Christmas time at war in South Africa in 1914 saw the military post offices as follows:
GHQ in Cape Town
No 1 Field Base Post Office in De Aar
No 2 FBPO in O’okiep with a Field Post Office at Steinkopf for the region including Port Nolloth, Pella, Springbok and Raman’s Drift.
No 3 FBPO in Upington with a Field Post Office at Kakamas serving Keimoes and region.
No 2A FBPO in Kroonstad with Field Post Offices at Bethlehem and Kroonstad serving the entire Orange Free State.
No 4 FBPO in Luderitzbucht serving German SWA
No 5 FBPO in Johannesburg
No 1 Field Post Office in De Aar for exchange purposes and general storage depot
Miltary Section under civilian control in Kimberley .
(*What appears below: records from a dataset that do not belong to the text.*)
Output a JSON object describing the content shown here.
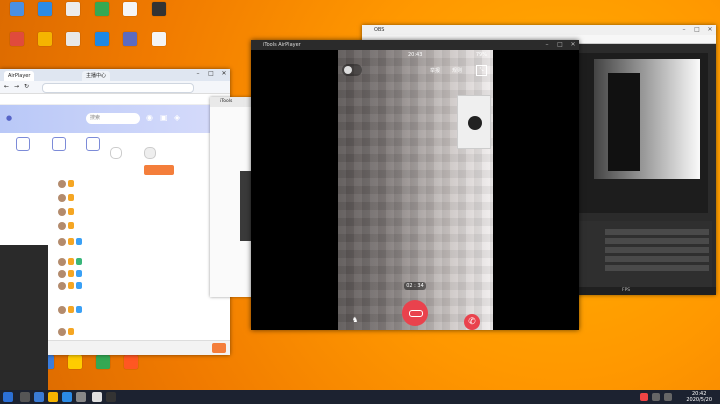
{
  "desktop_icons": [
    "",
    "",
    "",
    "",
    "",
    "",
    "",
    "",
    "",
    "",
    "",
    "",
    "",
    "",
    ""
  ],
  "browser": {
    "tabs": [
      "AirPlayer",
      "主播中心"
    ],
    "search_placeholder": "搜索",
    "bookmarks": [
      "",
      "",
      "",
      "",
      "",
      "",
      "",
      "",
      ""
    ],
    "nav_items": [
      "",
      "",
      "",
      ""
    ],
    "nav_buttons": [
      "",
      ""
    ],
    "list_rows": [
      "",
      "",
      "",
      "",
      "",
      "",
      "",
      "",
      "",
      "",
      "",
      "",
      "",
      ""
    ],
    "bottom_text": ""
  },
  "mid_window": {
    "title": "iTools"
  },
  "obs": {
    "title": "OBS",
    "controls": [
      "",
      "",
      "",
      "",
      ""
    ],
    "status": "FPS"
  },
  "airplayer": {
    "title": "iTools AirPlayer",
    "status_time": "20:43",
    "battery": "79%",
    "user_label": "",
    "call_timer": "02 : 34",
    "tabs": [
      "举报",
      "规则"
    ]
  },
  "taskbar": {
    "time": "20:42",
    "date": "2020/5/20"
  }
}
Some 52 members of the Postal Corps were fully active at this time.
The Field Base Post Offices then transferred their attentions to the campaign in German SWA and moved with and close to the various operational forces within that country.
Identification Discs, known to all as “Dog Tags” were introduced during the Great War. Initially there was just the one red circular disc made of vulcanized fibre, and the purpose was twofold: it was taken from the body of the dead soldier so as to advise the next of kin; and also to make sure that his pay was stopped virtually immediately. However, in the carnage of the trench warfare, all this did was to ensure that there were many soldiers buried with the caption on their stones reading “Known unto God”. By September 1916 a second disc was introduced being of the same material but coloured green, the red to be taken, the green to remain so that if and when the body was buried his name could be inscribed on the memorial stone.
The standard rifle carried by most if not all the Imperial soldiers was the short-magazined Lee Enfield, known to the Quartermaster’s stores by the acronym SMLE and to the soldiers as SMELLY! This rifle would remain in service with the British army until the early 1960s.